Modi diplomacy faces moment of truth
By M K Bhadrakumar
September 23, 2016
The report on the arrival of a Russian army contingent to participate in the first-ever military exercises with Pakistan since 1947 will come as a bitter moment of truth for the Narendra Modi government’s disastrous one-dimensional foreign policy course.
Of course, this is a huge topic of far-reaching significance and it deserves a full spectrum analysis separately. Meanwhile, what matters in real time today is that the ballyhoo that Modi boosted India’s influence like at no time in independent history, et al, stands rubbished as empty bluster in front of the national (and regional and international) audience.
The only good part is that Indians can heave a sigh of relief that notwithstanding all the sabre-rattling by such figures in the ruling circles as former RSS spokesman Ram Madhav — ‘tooth-for-jaw’, etc. — there isn’t going to be war between India and Pakistan. It is a comforting thought.
Obviously, Russians do not take seriously the prospect of Indian retaliation on Uri attack. Or else, they wouldn’t have dispatched their soldiers to a potential war zone. With all their military satellites over South Asia, Russians estimate that ‘hawks’ like Madhav are indulging in vacuous rhetoric to appease their constituency of Sangh Parivar and Hindu nationalists.
In political terms, this makes our leaders look the emperor without clothes, farcical and ugly – with nowhere to hide. They speak of ‘tooth-for-jaw’ without meaning a damn thing, making fools out of us.
Second, it is a diplomatic snub insofar as, evidently, Russians do not buy into India’s argument that Uri attack was staged by Pakistan. Third, in strategic terms, Russians signal their intention to move forward with the project to build sinews of a partnership with Pakistan, putting in place building blocks, and Delhi has to learn to live with this reality.
Fourth, in geopolitical terms, Russians signal that if India bandwagons with the US’ pivot to Asia against the backdrop of New Cold War, they will be constrained to respond. Finally, please note that the fortnight-long military exercise will be held in the tribal areas of Pakistan and in Gilgit-Baltistan.
The symbolism is self-evident — plain rejection of Modi government’s policy shift on Kashmir to irrationally stake claims to Gilgit-Baltistan as integral part of India. The Indian protestations over China-Pakistan Economic Corridor on the specious plea that the projects partially involve Gilgit-Baltistan become even more untenable.

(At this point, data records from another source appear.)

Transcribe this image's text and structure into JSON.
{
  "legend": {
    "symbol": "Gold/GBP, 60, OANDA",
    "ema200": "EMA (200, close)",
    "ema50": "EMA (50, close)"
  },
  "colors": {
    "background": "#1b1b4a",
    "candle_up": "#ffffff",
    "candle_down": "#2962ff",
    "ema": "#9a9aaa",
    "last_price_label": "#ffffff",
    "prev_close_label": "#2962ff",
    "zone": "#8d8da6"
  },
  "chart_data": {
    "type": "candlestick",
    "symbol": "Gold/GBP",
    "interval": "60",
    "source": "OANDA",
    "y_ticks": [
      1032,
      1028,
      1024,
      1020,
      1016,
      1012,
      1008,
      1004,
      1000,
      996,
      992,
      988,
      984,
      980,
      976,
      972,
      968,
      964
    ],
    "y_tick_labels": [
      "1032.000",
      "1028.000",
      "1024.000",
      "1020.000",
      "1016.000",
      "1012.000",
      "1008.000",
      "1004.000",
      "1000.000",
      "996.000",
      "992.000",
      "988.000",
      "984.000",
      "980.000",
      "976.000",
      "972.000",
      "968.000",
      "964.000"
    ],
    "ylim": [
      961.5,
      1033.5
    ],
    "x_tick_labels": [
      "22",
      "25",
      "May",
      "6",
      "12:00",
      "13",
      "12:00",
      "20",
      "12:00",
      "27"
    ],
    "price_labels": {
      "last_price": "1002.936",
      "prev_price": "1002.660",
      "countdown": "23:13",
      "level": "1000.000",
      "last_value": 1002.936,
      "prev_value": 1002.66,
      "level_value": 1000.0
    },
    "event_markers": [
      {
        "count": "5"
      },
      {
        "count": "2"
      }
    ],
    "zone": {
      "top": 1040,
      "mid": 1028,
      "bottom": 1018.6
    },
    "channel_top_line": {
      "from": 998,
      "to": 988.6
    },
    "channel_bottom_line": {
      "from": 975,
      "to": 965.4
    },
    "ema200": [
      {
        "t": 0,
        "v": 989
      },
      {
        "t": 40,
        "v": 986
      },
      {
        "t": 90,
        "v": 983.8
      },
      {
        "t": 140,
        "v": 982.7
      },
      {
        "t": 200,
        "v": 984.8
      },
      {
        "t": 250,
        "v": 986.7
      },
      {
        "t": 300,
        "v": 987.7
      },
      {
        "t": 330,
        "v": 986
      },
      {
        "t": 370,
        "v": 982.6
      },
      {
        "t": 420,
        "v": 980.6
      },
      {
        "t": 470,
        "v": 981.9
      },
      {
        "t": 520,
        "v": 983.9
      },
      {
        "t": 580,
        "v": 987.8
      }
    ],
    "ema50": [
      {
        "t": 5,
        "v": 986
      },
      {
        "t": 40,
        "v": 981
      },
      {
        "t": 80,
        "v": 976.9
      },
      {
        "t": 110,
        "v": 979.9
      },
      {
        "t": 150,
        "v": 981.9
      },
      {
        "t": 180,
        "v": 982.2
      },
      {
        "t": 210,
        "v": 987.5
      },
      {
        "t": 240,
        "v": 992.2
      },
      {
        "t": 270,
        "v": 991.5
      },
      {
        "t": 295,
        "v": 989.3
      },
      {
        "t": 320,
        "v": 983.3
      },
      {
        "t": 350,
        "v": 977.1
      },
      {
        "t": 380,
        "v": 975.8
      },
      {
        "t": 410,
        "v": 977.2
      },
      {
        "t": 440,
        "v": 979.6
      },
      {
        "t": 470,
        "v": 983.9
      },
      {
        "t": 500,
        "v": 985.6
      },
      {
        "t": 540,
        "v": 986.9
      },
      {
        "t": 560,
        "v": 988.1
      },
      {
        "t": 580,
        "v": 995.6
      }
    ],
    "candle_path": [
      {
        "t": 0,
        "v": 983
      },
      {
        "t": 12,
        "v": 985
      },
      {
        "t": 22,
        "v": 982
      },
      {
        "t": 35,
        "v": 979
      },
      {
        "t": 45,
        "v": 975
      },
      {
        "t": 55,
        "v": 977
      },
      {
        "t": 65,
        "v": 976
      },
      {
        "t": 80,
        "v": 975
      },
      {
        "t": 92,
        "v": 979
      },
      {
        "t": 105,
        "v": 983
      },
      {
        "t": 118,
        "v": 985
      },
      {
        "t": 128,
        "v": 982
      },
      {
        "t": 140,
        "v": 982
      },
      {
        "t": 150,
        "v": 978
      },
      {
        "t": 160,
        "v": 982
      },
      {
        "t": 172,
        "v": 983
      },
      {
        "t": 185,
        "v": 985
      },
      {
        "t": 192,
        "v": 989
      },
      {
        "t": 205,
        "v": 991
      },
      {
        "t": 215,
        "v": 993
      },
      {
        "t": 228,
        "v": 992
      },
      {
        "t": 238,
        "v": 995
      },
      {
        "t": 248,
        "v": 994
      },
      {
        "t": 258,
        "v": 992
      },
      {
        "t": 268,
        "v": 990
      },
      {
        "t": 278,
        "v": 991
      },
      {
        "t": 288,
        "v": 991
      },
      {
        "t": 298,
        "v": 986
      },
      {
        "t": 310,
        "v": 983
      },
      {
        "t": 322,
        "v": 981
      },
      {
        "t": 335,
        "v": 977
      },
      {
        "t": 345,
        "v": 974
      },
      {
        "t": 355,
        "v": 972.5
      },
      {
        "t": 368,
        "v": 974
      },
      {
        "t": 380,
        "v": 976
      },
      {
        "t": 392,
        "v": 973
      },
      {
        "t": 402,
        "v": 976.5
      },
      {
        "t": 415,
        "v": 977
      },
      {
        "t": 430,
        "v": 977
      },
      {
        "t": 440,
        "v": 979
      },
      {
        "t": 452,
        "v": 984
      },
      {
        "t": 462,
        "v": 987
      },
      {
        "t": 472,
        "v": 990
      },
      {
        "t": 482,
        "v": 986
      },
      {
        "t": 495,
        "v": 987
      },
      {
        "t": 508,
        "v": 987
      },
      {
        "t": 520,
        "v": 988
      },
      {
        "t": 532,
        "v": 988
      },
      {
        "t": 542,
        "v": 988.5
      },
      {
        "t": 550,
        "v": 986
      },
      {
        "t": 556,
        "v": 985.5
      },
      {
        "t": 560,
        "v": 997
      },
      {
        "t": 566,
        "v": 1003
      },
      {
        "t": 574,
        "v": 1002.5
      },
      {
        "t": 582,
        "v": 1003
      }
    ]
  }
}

Ironically, Modi government gets a similar reality-check also in the reported meeting between Pakistan Prime Minister Nawaz Sharif and Iranian President Hassan Rouhani in New York on Wednesday on the sidelines of UN General Assembly session.
Rouhani reportedly expressed Iran’s interest to link up with China-Pakistan Economic Corridor. According to Iranian reports, Rouhani told Sharif, ‘Iran considers security and progress of Pakistan as its own security and progress… Development of any part of Pakistan is the development of a part of Iran.’
Rouhani also co-related Chabahar with Gwadar. Indeed, he made these remarks only a day after Sharif took the UN GA floor to condemn Indian policies as posing a threat to regional security. So, how does the balance sheet look?
One, Russia and Iran regard Pakistan as a meaningful interlocutor and neither will be party to ‘isolating’ Pakistan; two, neither visualizes Pakistan as a state sponsoring terrorism; three, neither trusts Delhi’s account of Uri attack; and, four, India is barking up the wrong tree as regards China-Pakistan Economic Corridor.
Rouhani’s cutting remark on Iran’s shared security interests with Pakistan amounts to a warning to India to lay off Baluchistan. Indeed, Modi’s aides gave him incredibly foolish advice to speak on Baluchistan from the ramparts of Red Fort on Independence Day. They seem blissfully ignorant that stabilization Baluchistan is in Iran’s core interests, too, since any fluidity in that region negatively impacts the security of Iran’s contiguous Sistan-Baluchistan province.
Modi’s aides could have taken one good look at the map to know that inciting unrest in Baluchistan cannot go hand in hand with our projects in Chabahar in Sistan-Baluchistan. Rouhani told Sharif that Tehran will not allow contradictions involving Chabahar and Gwadar. Does Iran have the wherewithal to fulfill the assurance? You bet, it has. If Iranians could keep Mossad-CIA-MI6 at bay effectively through past 3 decades, they must be knowing their job.